Millennia-old relics confiscated in northwest Iran

June 21, 2020 - 1:15

TEHRAN – A batch of prehistorical relics, estimated to date from the time of Mannaeans in the early 1st millennium BC, has recently been seized from an antique dealer near the city of Bukan, West Azarbaijan province, northwest Iran.

“The relics include an earthen bowl and eighty beads.
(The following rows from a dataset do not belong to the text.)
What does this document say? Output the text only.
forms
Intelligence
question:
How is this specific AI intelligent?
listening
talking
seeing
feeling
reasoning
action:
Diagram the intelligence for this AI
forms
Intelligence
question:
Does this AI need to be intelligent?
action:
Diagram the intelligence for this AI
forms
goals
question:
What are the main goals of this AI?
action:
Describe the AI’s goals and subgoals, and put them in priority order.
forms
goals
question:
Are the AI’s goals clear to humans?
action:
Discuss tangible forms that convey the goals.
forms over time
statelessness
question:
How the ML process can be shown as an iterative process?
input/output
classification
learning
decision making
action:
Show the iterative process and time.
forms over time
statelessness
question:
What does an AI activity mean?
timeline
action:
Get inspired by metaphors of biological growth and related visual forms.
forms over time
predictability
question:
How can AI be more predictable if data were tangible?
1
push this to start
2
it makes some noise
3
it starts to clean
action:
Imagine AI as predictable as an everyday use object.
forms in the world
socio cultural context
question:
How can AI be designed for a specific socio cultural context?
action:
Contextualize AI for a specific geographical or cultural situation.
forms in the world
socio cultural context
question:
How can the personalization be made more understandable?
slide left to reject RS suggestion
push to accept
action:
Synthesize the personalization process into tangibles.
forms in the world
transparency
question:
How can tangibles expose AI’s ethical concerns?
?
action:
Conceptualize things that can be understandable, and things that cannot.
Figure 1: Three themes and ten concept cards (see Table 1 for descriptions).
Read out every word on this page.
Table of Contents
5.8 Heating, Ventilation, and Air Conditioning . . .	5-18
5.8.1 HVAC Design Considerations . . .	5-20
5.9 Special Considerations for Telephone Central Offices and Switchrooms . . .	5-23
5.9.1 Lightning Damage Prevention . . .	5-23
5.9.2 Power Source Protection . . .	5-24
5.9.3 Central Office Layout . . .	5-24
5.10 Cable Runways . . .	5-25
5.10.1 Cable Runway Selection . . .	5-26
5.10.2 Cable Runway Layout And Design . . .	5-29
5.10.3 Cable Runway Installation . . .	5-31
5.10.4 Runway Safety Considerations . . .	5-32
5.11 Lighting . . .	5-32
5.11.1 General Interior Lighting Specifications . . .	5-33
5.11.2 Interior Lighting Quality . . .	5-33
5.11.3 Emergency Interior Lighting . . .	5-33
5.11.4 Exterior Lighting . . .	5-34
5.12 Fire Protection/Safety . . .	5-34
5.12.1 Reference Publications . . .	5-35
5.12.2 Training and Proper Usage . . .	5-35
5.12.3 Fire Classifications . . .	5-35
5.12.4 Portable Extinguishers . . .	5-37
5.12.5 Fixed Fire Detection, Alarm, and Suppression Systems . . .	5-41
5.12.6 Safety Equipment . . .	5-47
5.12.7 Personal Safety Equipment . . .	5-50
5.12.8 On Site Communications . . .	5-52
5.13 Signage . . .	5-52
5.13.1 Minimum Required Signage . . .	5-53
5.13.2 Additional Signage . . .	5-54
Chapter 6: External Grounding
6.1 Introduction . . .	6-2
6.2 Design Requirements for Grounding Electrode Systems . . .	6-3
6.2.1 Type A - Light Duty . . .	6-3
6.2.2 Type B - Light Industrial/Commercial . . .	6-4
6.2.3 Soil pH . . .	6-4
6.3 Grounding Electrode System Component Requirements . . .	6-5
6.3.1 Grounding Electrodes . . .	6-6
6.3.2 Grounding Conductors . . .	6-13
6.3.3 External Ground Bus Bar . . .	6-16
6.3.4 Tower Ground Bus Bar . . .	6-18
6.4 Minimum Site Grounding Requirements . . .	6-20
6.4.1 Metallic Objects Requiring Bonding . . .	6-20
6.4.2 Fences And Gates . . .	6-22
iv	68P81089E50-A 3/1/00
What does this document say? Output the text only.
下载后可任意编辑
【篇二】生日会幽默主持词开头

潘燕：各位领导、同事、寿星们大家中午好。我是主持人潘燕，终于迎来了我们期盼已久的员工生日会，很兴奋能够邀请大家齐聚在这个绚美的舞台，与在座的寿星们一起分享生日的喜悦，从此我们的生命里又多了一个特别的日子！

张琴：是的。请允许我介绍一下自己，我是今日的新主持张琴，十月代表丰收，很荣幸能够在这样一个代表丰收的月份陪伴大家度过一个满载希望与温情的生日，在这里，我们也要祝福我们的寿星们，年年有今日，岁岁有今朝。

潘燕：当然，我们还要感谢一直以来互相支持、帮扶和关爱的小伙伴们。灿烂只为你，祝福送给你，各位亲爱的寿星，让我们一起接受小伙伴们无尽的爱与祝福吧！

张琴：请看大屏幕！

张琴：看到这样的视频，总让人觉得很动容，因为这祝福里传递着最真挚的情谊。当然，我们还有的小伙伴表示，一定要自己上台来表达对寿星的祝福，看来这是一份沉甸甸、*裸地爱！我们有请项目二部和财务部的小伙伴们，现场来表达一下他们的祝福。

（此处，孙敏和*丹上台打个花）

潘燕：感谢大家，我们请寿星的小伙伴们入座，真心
Such semi-precious stones were mostly used as personal ornamentations in the past,” CHTN quoted Bukan tourism chief Obeydollah Sorkhabi as saying on Saturday.

Briefing on the confiscation, the official said “The objects were found after the police investigated a suspicious vehicle moving on a road towards Bukan,” the official said.

“The relics are estimated by cultural heritage experts as objects with magnificent historical values dating back to some 2,500 years ago.”

According to the Encyclopedia Britannica, the Mannaeans are first recorded in the annals of the Assyrian king Shalmaneser III (reigned 858–824 BC) and are last mentioned in Urartu by Rusa II (reigned 685–645 BC) and in Assyria by Esarhaddon (reigned 680–669 BC).

Mannai, also spelled Manna, was an ancient country surrounded by three major powers of the time namely Assyria, Urartu, and Media. With the intrusion of the Scythians and the rise of the Medes in the 7th century, the Mannaeans lost their identity and were subsumed under the term Medes.